| 12:34 Uhr

Montagsspiel in Bremen
Trillerpfeifen-Protest irritiert Spieler und nervt TV-Zuschauer

Bremen/Düsseldorf. Das Montagsspiel zwischen Bremen und Köln ließ viele Zuschauer verwirrt zurück. Immer wieder schien der Schiedsrichter das Spiel zu unterbrechen, doch das Geschehen auf dem Rasen lief weiter. Denn hinter den Pfiffen steckte nicht der Unparteiische. Antje Rehse

Das Montagsspiel zwischen Bremen und Köln ließ viele Zuschauer verwirrt zurück. Immer wieder schien der Schiedsrichter das Spiel zu unterbrechen, doch das Geschehen auf dem Rasen lief weiter. Denn hinter den Pfiffen steckte nicht der Unparteiische.

Um gegen den ungeliebten Spieltermin am Montagabend zu protestieren, hatten sich zahlreiche Fans beim Spiel zwischen Werder Bremen und dem 1. FC Köln (3:1) mit Trillerpfeifen ausgestattet. Die "Aktionsgruppe Werderfans gegen Montagsspiele" hatte die Aktion unter das Motto "Montagsspiele abpfeifen" gestellt. Wenn es das Ziel war, mit dem Protest die TV-Zuschauer zu nerven und so ein Zeichen zu setzen, ging der Plan voll auf. Doch auch für die Spieler wurde das Gepfeife zum Ärgernis.

Denn immer wieder gab es während des Spiels einzelne Pfiffe, die klangen wie ein Schiedsrichterpfiff. Das irritierte Zuschauer und Profis gleichermaßen. Der Stadionsprecher forderte die Fans mehrfach auf, die vereinzelten Pfiffe zu unterlassen, schließlich "schadet ihr damit auch eurer eigenen Mannschaft." Doch davon ließen sich die Anhänger nicht von ihrem Protest abhalten.

Werder-Trainer kritisiert Pfiffe

"Die Stimmung war insgesamt sehr gut, deutlich besser als ich sie erwartet hätte, aber die Pfiffe der Trillerpfeifen waren irritierend", sagte Werders Mittelfeldspieler Maximilian Eggstein. "Vor allem bei den vereinzelten Pfiffen in ruhigen Phasen dachte ich ständig: 'Was war denn nun wieder?'."

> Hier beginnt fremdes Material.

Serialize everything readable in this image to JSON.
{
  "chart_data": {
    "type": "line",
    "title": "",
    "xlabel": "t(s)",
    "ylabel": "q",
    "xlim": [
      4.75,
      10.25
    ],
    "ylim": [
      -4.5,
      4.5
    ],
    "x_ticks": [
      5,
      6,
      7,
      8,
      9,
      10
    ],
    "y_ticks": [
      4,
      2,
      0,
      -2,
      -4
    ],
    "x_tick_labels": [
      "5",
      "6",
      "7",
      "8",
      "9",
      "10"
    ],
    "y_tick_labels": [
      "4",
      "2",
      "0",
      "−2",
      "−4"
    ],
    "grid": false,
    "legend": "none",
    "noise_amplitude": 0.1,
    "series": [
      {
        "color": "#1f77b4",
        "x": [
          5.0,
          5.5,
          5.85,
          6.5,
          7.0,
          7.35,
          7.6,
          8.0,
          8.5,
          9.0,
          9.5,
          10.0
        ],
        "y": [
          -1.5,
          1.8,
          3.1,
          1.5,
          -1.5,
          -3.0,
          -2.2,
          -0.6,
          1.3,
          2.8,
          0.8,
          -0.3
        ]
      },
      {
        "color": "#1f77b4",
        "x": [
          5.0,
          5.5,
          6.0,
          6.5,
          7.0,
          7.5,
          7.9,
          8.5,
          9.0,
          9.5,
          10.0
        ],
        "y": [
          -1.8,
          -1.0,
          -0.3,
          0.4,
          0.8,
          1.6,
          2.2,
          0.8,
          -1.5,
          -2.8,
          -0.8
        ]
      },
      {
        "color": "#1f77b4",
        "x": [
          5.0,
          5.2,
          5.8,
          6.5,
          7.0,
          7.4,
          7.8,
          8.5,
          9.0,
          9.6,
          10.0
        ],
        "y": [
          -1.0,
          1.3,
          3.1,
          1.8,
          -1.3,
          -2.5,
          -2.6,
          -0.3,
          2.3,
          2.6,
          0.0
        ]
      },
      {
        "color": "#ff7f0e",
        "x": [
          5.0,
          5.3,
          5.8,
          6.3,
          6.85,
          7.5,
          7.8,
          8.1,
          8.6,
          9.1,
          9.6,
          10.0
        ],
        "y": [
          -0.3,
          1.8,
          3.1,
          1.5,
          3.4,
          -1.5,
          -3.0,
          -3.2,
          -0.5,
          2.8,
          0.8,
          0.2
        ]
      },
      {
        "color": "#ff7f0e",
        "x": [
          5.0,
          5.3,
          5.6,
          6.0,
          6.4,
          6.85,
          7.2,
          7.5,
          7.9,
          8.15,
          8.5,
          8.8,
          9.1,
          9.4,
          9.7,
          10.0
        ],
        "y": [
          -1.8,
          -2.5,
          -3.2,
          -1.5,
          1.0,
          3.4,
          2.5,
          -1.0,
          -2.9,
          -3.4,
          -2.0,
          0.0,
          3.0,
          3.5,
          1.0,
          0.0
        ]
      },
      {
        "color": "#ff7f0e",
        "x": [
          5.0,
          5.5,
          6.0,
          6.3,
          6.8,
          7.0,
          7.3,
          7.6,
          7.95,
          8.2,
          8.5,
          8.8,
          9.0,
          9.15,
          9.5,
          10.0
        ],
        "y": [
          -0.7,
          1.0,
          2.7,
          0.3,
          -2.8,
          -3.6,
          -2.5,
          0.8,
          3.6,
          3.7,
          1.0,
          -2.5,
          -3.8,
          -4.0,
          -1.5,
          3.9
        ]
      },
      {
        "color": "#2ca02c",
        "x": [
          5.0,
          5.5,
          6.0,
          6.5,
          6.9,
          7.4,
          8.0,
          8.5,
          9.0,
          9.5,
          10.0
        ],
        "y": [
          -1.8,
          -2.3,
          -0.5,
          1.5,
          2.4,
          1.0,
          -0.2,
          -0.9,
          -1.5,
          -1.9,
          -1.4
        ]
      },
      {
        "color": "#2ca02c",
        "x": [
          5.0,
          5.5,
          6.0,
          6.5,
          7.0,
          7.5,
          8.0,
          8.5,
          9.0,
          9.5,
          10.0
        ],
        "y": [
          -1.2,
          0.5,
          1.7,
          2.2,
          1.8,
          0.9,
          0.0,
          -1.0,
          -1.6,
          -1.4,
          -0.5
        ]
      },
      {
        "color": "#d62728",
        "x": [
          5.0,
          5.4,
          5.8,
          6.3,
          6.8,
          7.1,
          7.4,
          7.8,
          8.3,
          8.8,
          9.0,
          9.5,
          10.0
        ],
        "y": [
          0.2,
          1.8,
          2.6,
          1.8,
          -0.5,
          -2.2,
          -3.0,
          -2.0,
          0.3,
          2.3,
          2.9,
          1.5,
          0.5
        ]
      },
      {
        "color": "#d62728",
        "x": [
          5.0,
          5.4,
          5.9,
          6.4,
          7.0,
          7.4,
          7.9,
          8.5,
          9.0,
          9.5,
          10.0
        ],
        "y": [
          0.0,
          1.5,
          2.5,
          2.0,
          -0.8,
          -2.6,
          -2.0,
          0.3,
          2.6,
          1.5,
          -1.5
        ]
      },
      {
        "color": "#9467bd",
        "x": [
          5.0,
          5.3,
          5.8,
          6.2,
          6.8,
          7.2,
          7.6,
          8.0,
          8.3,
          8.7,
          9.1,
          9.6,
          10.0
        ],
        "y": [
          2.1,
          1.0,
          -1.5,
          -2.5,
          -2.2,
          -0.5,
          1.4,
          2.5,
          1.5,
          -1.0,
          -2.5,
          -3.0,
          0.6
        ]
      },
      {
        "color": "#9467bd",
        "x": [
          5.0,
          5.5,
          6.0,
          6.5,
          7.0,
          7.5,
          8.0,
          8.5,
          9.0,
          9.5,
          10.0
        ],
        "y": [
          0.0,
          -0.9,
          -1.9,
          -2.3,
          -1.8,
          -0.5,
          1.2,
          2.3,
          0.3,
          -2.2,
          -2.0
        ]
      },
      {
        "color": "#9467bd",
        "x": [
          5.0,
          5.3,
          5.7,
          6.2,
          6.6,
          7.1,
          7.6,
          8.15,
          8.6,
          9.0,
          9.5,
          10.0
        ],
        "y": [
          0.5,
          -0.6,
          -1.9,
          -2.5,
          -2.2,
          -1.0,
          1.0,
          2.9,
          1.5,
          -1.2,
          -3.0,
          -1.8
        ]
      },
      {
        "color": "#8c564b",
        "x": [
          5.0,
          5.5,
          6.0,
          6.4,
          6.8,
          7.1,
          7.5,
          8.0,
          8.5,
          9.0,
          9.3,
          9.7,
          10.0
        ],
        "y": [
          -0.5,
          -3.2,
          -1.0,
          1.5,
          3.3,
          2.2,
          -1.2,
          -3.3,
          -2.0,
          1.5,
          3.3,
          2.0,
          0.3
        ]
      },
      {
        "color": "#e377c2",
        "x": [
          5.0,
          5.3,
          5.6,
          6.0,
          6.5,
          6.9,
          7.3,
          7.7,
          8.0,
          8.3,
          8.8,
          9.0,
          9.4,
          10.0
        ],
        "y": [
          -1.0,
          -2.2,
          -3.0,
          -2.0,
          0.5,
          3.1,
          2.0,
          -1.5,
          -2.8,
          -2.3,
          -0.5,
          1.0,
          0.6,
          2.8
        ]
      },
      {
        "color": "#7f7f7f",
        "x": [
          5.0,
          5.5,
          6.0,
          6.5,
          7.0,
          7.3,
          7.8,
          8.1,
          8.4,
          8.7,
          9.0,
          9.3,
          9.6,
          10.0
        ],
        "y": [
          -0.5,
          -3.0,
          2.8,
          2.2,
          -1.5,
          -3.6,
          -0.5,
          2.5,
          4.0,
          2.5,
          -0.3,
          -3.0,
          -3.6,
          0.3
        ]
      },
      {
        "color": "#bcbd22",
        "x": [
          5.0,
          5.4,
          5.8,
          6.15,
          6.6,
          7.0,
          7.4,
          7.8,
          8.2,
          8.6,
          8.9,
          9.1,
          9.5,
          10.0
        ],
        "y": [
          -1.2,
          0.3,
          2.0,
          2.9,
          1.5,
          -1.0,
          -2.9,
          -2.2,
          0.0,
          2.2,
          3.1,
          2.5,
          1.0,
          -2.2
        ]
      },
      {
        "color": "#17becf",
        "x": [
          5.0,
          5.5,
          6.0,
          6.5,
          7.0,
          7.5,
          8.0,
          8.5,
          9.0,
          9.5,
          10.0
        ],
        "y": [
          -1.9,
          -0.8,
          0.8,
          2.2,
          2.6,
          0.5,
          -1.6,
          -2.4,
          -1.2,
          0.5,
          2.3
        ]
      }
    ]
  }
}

Werder-Trainer Florian Kohfeldt wurde noch deutlicher. Er lobte zwar die trotz des Boykotts der Ultras aus seiner Sicht gute Stimmung, kritisierte die Pfiffe aber scharf. "Die Trillerpfeifen waren keine gute Idee, sie waren spielbeeinflussend und sehr störend. Ich bin froh, dass keiner in einer entscheidenden Situation stehengeblieben ist und gedacht hat, es wäre Abseits", sagte der 35 Jahre alte Coach, der mit seinem Team durch den Sieg einen Befreiungsschlag im Abstiegskampf landete.

Bei Twitter schimpften zahlreiche Fernsehzuschauer über das Gepfeife. Genau das dürfte allerdings das Ziel der protestierenden Fans gewesen sein, schließlich geht es bei der Zerstückelung des Spieltags vor allem um die TV-Vermarktung.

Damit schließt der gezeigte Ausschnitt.